Whether its swimming or another exciting challenge, Vessey has not allowed her disability to restrict her from doing anything. She has been to university twice, married, had a daughter and travelled the world - on her own. Vessey achieved another of her life's goals, to work under the United Nations, when she taught English for two years in Kyrgyzstan, Central Asia. She currently works in the Auckland prison teaching prisoners about computers, which is "just the sort of thing Nadya would do", says Brand. Vessey would not give up on something just because it is harder for her than most. Fryer says his friend consciously hasn't allowed her disability to affect her life.
"She's a strong-willed, determined woman," he says.
"You can't really stop Nadya from doing anything she wants to do."
Vessey handles her disability so well that when she's walking about, it is barely visible. Brand says that for the first year of knowing Vessey, she was unaware she had any amputation. It's not until Vessey strips down and removes her legs that it becomes obvious there is anything different about her.
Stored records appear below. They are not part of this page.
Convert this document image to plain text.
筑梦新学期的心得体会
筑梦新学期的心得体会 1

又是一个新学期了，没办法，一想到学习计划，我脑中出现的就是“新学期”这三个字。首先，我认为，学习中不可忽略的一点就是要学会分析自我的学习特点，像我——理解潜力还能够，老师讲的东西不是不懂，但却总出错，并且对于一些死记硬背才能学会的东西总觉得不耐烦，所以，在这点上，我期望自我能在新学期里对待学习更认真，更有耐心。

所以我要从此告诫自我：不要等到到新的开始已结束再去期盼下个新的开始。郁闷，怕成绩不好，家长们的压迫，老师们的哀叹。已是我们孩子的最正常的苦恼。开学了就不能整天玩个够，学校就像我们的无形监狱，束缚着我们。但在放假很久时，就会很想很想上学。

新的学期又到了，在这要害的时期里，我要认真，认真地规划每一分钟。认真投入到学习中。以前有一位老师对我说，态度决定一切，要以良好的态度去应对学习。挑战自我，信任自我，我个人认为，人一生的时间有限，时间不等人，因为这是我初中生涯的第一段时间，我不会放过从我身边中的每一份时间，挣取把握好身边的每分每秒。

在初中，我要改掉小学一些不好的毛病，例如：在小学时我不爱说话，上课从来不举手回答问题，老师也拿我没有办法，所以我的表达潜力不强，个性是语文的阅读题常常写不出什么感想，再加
But rather than hide or be embarrassed, Vessey chooses to bare her disability to the world by doing what she loves.
Vessey, who has accepted her condition, says she has no reason to hide her disability away. "You could look at my situation and say, 'Poor you,' but I don't see it that way," she says. "I think my differences are a gift.
"It's not about what we haven't got; it's about what we have got and what we do with it." She says she makes the conscious decision not to look at other people and compare herself to what they've got.
"It's a matter of - we've got a lot to be thankful for in this country.
"The fact that I get all my prosthetics paid for by the government shows I've got a lot to be thankful for.
"Gratitude is always a good thing to fall back on."
Inspiring as Vessey may be, she does, like most people, have her down days. Several times a year, circulation problems mean she is confined to her bed for days or even weeks at a time.
"Like all humans, she gets sad and needs consoling," says Fryer. But although problems with her legs get her down sometimes - they never keeps her there.
On a down day, Vessey says: "The best thing for my mental, emotional, spiritual and physical health is to get into the sea."
Vessey is not sure where she's heading from here. One challenge overcome, she'll most likely move on to tackle another one.
She has already started to make a few plans - to complete the swimming part of a triathlon with her new tail. It will be a chance for Vessey to finally compete in a race where she won't be at a disadvantage to everybody else.
But before all that, Vessey plans on paying a visit to the source which started this exciting saga in her life. She hasn't forgotten her inspiration for this whole idea - the naivety of a four-year-old boy on that beach all those years ago.
"I'll have to turn up to that beach again sometime with my tail - just in case he's there."